L'empereur, qui avait eu de la fièvre de fatigue toute la nuit, eut encore cette averse sur les épaules sans qu'il se trouvât là un toit pour le mettre à l'abri.

Marmont avait reçu le matin un parlementaire du prince de Schwartzemberg qui couvrait la retraite des Autrichiens; il lui proposait un armistice; Marmont n'étant pas autorisé à le conclure, ne put que répondre qu'il allait en référer à l'empereur, et qu'en attendant sa réponse il donnerait suite à ses opérations.

L'empereur avait reçu cet avis avant de partir de son quartier-général; il ne voulut point donner de réponse avant d'avoir vu lui-même l'état des choses, et ce que la fortune pourrait offrir d'avantageux à entreprendre.

Lorsqu'il fut arrivé sur le terrain, il reconnut que l'armée autrichienne était déjà en retraite, et qu'il allait être obligé d'entrer dans un système de manoeuvres compliquées pour la forcer à une nouvelle bataille, c'est-à-dire recommencer un calcul de probabilités, de chances pour et contre, et enfin remettre tout en problème.

Je suis fermement convaincu que s'il avait compté sur le secours de l'armée russe, il n'aurait pas balancé à chercher une nouvelle occasion d'amener les Autrichiens à un autre engagement; mais les Russes, qui lui donnaient de belles paroles, n'agissaient pas, et l'empereur dut craindre que s'il avait avec les Autrichiens une affaire malheureuse comme il n'avait pas de réserve, les Russes ne se réunissent à eux pour achever notre destruction.

Une foule de considérations de tout genre le déterminèrent à finir cette guerre, dans laquelle il avait été engagé bien malgré lui. On s'est plu à le peindre comme un homme qui ne pouvait vivre sans une guerre; et cependant, dans toute sa carrière, c'est lui qui a toujours fait la première démarche pacifique, et j'ai été mille fois le témoin de tout ce qu'il lui en coûtait de regrets quand il fallait recommencer la guerre. Avant la première et inouïe agression dont il fut l'objet en 1805, il croyait fermement à la foi jurée, et ne se serait jamais persuadé qu'aucun monarque cherchât à acquérir de la gloire par des moyens comme ceux qui furent employés contre lui cette année-là. Il regardait un traité comme inviolable tant que les conditions en étaient exactement observées, et ce n'est qu'après avoir été convaincu, dans trois occasions, que les monarques ne reconnaissaient point de bornes lorsque leur puissance leur permettait de les franchir, qu'alors il s'est de son côté déterminé à faire usage de la sienne.

Je viens de dire qu'il se détermina à finir cette guerre. Voici comment il s'y prit. Il saisit le prétexte de la réponse à faire au parlementaire du prince Schwartzenberg.

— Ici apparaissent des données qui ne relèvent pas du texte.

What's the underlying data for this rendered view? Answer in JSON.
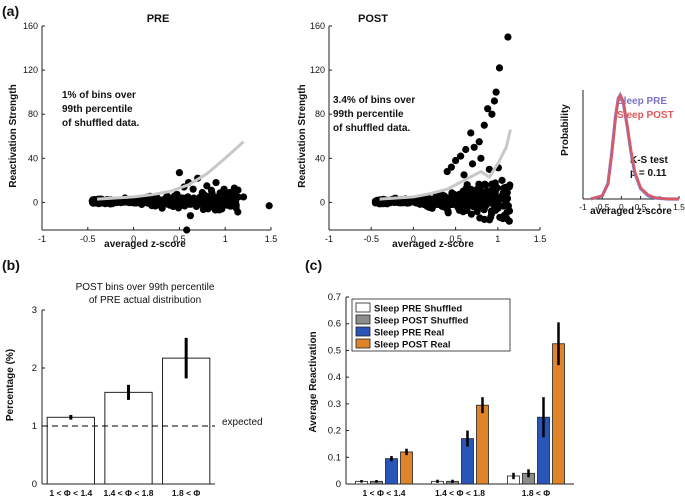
{
  "panel_labels": {
    "a": "(a)",
    "b": "(b)",
    "c": "(c)"
  },
  "chart_data": [
    {
      "id": "scatter-pre",
      "type": "scatter",
      "title": "PRE",
      "xlabel": "averaged z-score",
      "ylabel": "Reactivation Strength",
      "xlim": [
        -1,
        1.5
      ],
      "ylim": [
        -25,
        160
      ],
      "xticks": [
        "-1",
        "-0.5",
        "0",
        "0.5",
        "1",
        "1.5"
      ],
      "yticks": [
        "0",
        "40",
        "80",
        "120",
        "160"
      ],
      "annotation": [
        "1% of bins over",
        "99th percentile",
        "of shuffled data."
      ],
      "threshold_curve": {
        "x": [
          -0.4,
          -0.2,
          0,
          0.2,
          0.4,
          0.6,
          0.8,
          1.0,
          1.2
        ],
        "y": [
          3,
          4,
          5,
          7,
          10,
          16,
          26,
          40,
          55
        ]
      },
      "outliers": {
        "x": [
          0.5,
          0.55,
          0.6,
          0.65,
          0.7,
          0.75,
          0.8,
          0.85,
          0.9,
          1.0,
          1.1,
          1.2,
          1.48,
          0.58,
          0.62
        ],
        "y": [
          27,
          14,
          18,
          12,
          22,
          9,
          15,
          11,
          18,
          7,
          13,
          5,
          -3,
          -25,
          -12
        ]
      }
    },
    {
      "id": "scatter-post",
      "type": "scatter",
      "title": "POST",
      "xlabel": "averaged z-score",
      "ylabel": "Reactivation Strength",
      "xlim": [
        -1,
        1.5
      ],
      "ylim": [
        -25,
        160
      ],
      "xticks": [
        "-1",
        "-0.5",
        "0",
        "0.5",
        "1",
        "1.5"
      ],
      "yticks": [
        "0",
        "40",
        "80",
        "120",
        "160"
      ],
      "annotation": [
        "3.4% of bins over",
        "99th percentile",
        "of shuffled data."
      ],
      "threshold_curve": {
        "x": [
          -0.4,
          -0.2,
          0,
          0.2,
          0.4,
          0.6,
          0.8,
          0.9,
          1.0,
          1.1,
          1.15
        ],
        "y": [
          3,
          4,
          5,
          8,
          12,
          20,
          28,
          23,
          35,
          50,
          66
        ]
      },
      "outliers": {
        "x": [
          1.12,
          1.02,
          0.98,
          0.96,
          0.88,
          0.93,
          0.84,
          0.78,
          0.72,
          0.68,
          0.62,
          0.56,
          0.5,
          0.45,
          0.4,
          0.8,
          0.9,
          1.05,
          1.1,
          0.7,
          0.6
        ],
        "y": [
          150,
          122,
          100,
          92,
          85,
          80,
          70,
          55,
          50,
          63,
          48,
          42,
          38,
          32,
          28,
          40,
          30,
          20,
          12,
          35,
          25
        ]
      }
    },
    {
      "id": "kde-inset",
      "type": "line",
      "xlabel": "averaged z-score",
      "ylabel": "Probability",
      "xlim": [
        -1,
        1.5
      ],
      "xticks": [
        "-1",
        "-0.5",
        "0",
        "0.5",
        "1",
        "1.5"
      ],
      "legend": [
        "Sleep PRE",
        "Sleep POST"
      ],
      "stat_text": [
        "K-S test",
        "p = 0.11"
      ],
      "series": [
        {
          "name": "Sleep PRE",
          "color": "#7b73c8",
          "x": [
            -0.8,
            -0.5,
            -0.35,
            -0.25,
            -0.15,
            -0.08,
            -0.03,
            0.05,
            0.15,
            0.25,
            0.35,
            0.5,
            0.7,
            0.9,
            1.2,
            1.5
          ],
          "y": [
            0,
            0.03,
            0.15,
            0.45,
            0.8,
            0.97,
            1.0,
            0.93,
            0.7,
            0.45,
            0.25,
            0.1,
            0.03,
            0.01,
            0,
            0
          ]
        },
        {
          "name": "Sleep POST",
          "color": "#e0575c",
          "x": [
            -0.8,
            -0.5,
            -0.35,
            -0.25,
            -0.15,
            -0.08,
            -0.02,
            0.05,
            0.15,
            0.25,
            0.35,
            0.5,
            0.7,
            0.9,
            1.2,
            1.5
          ],
          "y": [
            0,
            0.03,
            0.14,
            0.42,
            0.78,
            0.96,
            1.0,
            0.94,
            0.72,
            0.47,
            0.27,
            0.11,
            0.04,
            0.01,
            0,
            0
          ]
        }
      ]
    },
    {
      "id": "bar-b",
      "type": "bar",
      "title": [
        "POST bins over 99th percentile",
        "of PRE actual distribution"
      ],
      "ylabel": "Percentage (%)",
      "categories": [
        "1 < Φ < 1.4",
        "1.4 < Φ < 1.8",
        "1.8 < Φ"
      ],
      "values": [
        1.15,
        1.58,
        2.17
      ],
      "errors": [
        0.04,
        0.13,
        0.35
      ],
      "ylim": [
        0,
        3
      ],
      "yticks": [
        "0",
        "1",
        "2",
        "3"
      ],
      "reference_line": {
        "value": 1,
        "label": "expected"
      }
    },
    {
      "id": "bar-c",
      "type": "bar",
      "ylabel": "Average Reactivation",
      "categories": [
        "1 < Φ < 1.4",
        "1.4 < Φ < 1.8",
        "1.8 < Φ"
      ],
      "ylim": [
        0,
        0.7
      ],
      "yticks": [
        "0",
        "0.1",
        "0.2",
        "0.3",
        "0.4",
        "0.5",
        "0.6",
        "0.7"
      ],
      "series": [
        {
          "name": "Sleep PRE Shuffled",
          "color": "#ffffff",
          "values": [
            0.01,
            0.01,
            0.03
          ],
          "errors": [
            0.005,
            0.006,
            0.012
          ]
        },
        {
          "name": "Sleep POST Shuffled",
          "color": "#8c8c8c",
          "values": [
            0.01,
            0.01,
            0.04
          ],
          "errors": [
            0.005,
            0.006,
            0.015
          ]
        },
        {
          "name": "Sleep PRE Real",
          "color": "#2a55b8",
          "values": [
            0.095,
            0.17,
            0.25
          ],
          "errors": [
            0.01,
            0.03,
            0.075
          ]
        },
        {
          "name": "Sleep POST Real",
          "color": "#e0842a",
          "values": [
            0.12,
            0.295,
            0.525
          ],
          "errors": [
            0.012,
            0.03,
            0.08
          ]
        }
      ]
    }
  ]
}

Il m'envoya porter au général Marmont l'ordre d'envoyer un de ses aides-de-camp dire au prince de Schwartzenberg, que l'empereur venait de l'autoriser à conclure l'armistice au sujet duquel il lui avait écrit le matin, si toutefois cela était encore dans ses intentions, ce dont il le priait de l'informer, afin qu'il pût prendre ses dispositions en conséquence, et en rendre compte à l'empereur.

Les troupes étaient encore en présence lorsque le parlementaire du général Marmont arriva chez les Autrichiens, et le prince de Schwartzenberg, qui était là, répondit de suite qu'il acceptait l'armistice, et nomma des commissaires pour régler les limites du pays que les deux armées allaient occuper; le soir même, au camp de l'empereur l'armistice fut signé entre le prince de Neufchâtel et les commissaires autrichiens. Notre armée reprit absolument les mêmes positions qu'elle avait occupées après la bataille d'Austerlitz, et dès le lendemain chaque corps de troupes partit pour un cantonnement, passant ainsi rapidement d'un état de guerre outré à celui d'un repos parfait. L'empereur nomma ce même soir trois maréchaux d'empire, qui furent les généraux Macdonald, Marmont et Oudinot. Pour le premier, cela parut juste.

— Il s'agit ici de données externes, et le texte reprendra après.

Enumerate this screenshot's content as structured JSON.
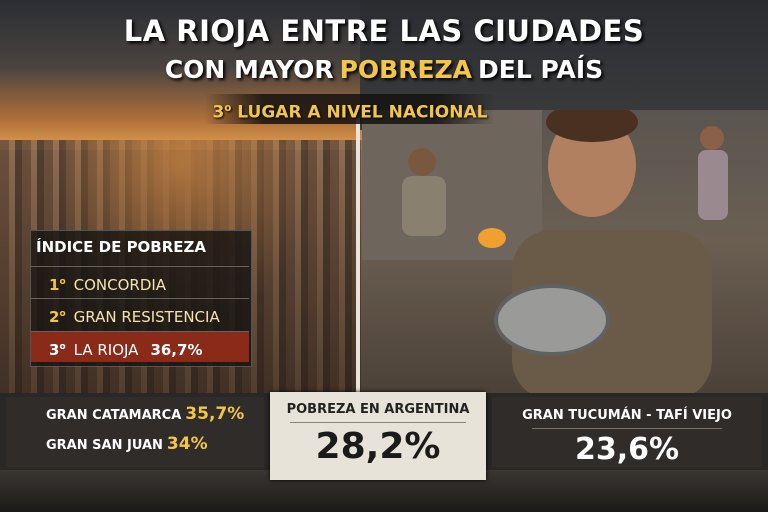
{
  "title": {
    "line1": "LA RIOJA ENTRE LAS CIUDADES",
    "line2": [
      "CON MAYOR",
      "POBREZA",
      "DEL PAÍS"
    ]
  },
  "subtitle": {
    "rank": "3",
    "ordinal": "o",
    "text": "LUGAR A NIVEL NACIONAL"
  },
  "ranking": {
    "title": "ÍNDICE DE POBREZA",
    "items": [
      {
        "rank": "1",
        "ordinal": "o",
        "name": "CONCORDIA"
      },
      {
        "rank": "2",
        "ordinal": "o",
        "name": "GRAN RESISTENCIA"
      },
      {
        "rank": "3",
        "ordinal": "o",
        "name": "LA RIOJA",
        "value": "36,7%"
      }
    ]
  },
  "bottom": {
    "left": [
      {
        "name": "GRAN CATAMARCA",
        "value": "35,7%"
      },
      {
        "name": "GRAN SAN JUAN",
        "value": "34%"
      }
    ],
    "center": {
      "label": "POBREZA EN ARGENTINA",
      "value": "28,2%"
    },
    "right": {
      "label": "GRAN TUCUMÁN - TAFÍ VIEJO",
      "value": "23,6%"
    }
  }
}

De ce camp au-dessus de Znaim, l'empereur revint mettre son quartier-général à Schoenbrunn où il arriva le 10 ou le 11 au soir; il en était parti le 1er ou le 2, et avait mené pendant ces huit ou neuf jours une vie extrêmement fatigante. Au milieu des occupations que lui donnaient les affaires de l'armée, il ne laissait pas d'ouvrir les dépêches de Paris, et de prêter l'oreille à ce que les lettres des uns et des autres apprenaient.